Misrepresenting Moltmann?

Misrepresenting Moltmann? July 21, 2017

In his opening essay in Christian Dogmatics, co-editor Mike Allen quotes George Hunsinger’s claim that Jurgen Moltmann, Wolfhart Pannenberg, and Eberhard Jungel are all guilty of historicizing eternity and subjecting it to eschatology. They all start from what Allen calls a “hard” or “ontological” interpretation of Rahner’s Rule that “The economic Trinity is the immanent Trinity and the immanent Trinity is the economic Trinity.” In the view of these theologians, Allen says, “the eternal Trinity is constituted by and coterminous with the Trinity in its external works” (19).

Allen and Hunsinger aren’t alone in this assessment of Moltmann.

But then I remember Moltmann’s Barthian accent on God’s freedom, and read this from his Theology and Joy: “If creation is necessary for God himself, then God is not its ‘free creator.’ If on the other hand creation is merely an accident or misadventure from eternity, then the free creator is not God but a capricious demon. . . . The world as free creation cannot be a necessary unfolding of God nor an emanation of his being from his divine fullness. . . . But he doesn’t act capriciously. When he creates something that is not God but also not nothing, then this must have its ground not in itself but in God’s good will or pleasure. Hence creation is God’s play. . . . It is the realm in which God displays his glory” (40–1).

Perhaps Moltmann means to say this: God freely creates, and in freely creating He also freely determines His own Triune character. That is an odd thing to say: Who is this pre-Triune being that wills to be Father, Son, and Spirit?
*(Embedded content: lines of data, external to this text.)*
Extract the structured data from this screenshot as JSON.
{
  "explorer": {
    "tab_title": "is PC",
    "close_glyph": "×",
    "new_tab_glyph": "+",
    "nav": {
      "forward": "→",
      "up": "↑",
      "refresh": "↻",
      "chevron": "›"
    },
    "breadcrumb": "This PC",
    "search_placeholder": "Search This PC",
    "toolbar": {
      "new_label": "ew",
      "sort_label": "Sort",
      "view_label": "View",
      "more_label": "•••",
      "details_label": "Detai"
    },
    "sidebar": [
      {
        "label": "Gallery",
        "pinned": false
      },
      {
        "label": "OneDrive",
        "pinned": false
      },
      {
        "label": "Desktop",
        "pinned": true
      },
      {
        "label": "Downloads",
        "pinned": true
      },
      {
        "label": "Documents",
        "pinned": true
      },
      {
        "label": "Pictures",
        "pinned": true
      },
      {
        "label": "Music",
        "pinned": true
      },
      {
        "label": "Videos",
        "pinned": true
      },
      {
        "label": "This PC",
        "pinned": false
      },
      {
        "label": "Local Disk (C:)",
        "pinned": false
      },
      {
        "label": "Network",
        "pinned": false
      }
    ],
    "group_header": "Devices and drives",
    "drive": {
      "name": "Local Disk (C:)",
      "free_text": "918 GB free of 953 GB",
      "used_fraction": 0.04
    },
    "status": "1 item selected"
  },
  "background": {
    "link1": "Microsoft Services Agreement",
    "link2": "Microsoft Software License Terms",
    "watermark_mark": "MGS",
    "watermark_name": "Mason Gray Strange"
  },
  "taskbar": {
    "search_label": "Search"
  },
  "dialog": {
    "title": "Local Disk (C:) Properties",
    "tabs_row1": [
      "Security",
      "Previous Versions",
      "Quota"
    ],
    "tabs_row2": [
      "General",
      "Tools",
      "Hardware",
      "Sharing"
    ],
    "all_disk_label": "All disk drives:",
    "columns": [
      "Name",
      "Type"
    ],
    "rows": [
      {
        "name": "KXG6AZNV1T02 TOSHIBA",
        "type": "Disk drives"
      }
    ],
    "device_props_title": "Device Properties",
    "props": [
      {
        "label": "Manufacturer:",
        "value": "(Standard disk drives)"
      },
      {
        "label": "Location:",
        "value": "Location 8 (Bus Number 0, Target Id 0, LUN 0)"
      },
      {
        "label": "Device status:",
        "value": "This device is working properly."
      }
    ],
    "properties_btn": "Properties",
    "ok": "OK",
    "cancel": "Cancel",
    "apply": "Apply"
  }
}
And if there is such a pre-Triune God, isn’t that being really God? There are theologians who say such odd things, but at least here Moltmann isn’t one of them. Creation isn’t the realm where God becomes glorious, but where He “displays his glory.”

This is by no means a complete defense of Moltmann, who may after all be self-contradictory or wrong. But it does give one pause before accepting some of the standard readings of his theology.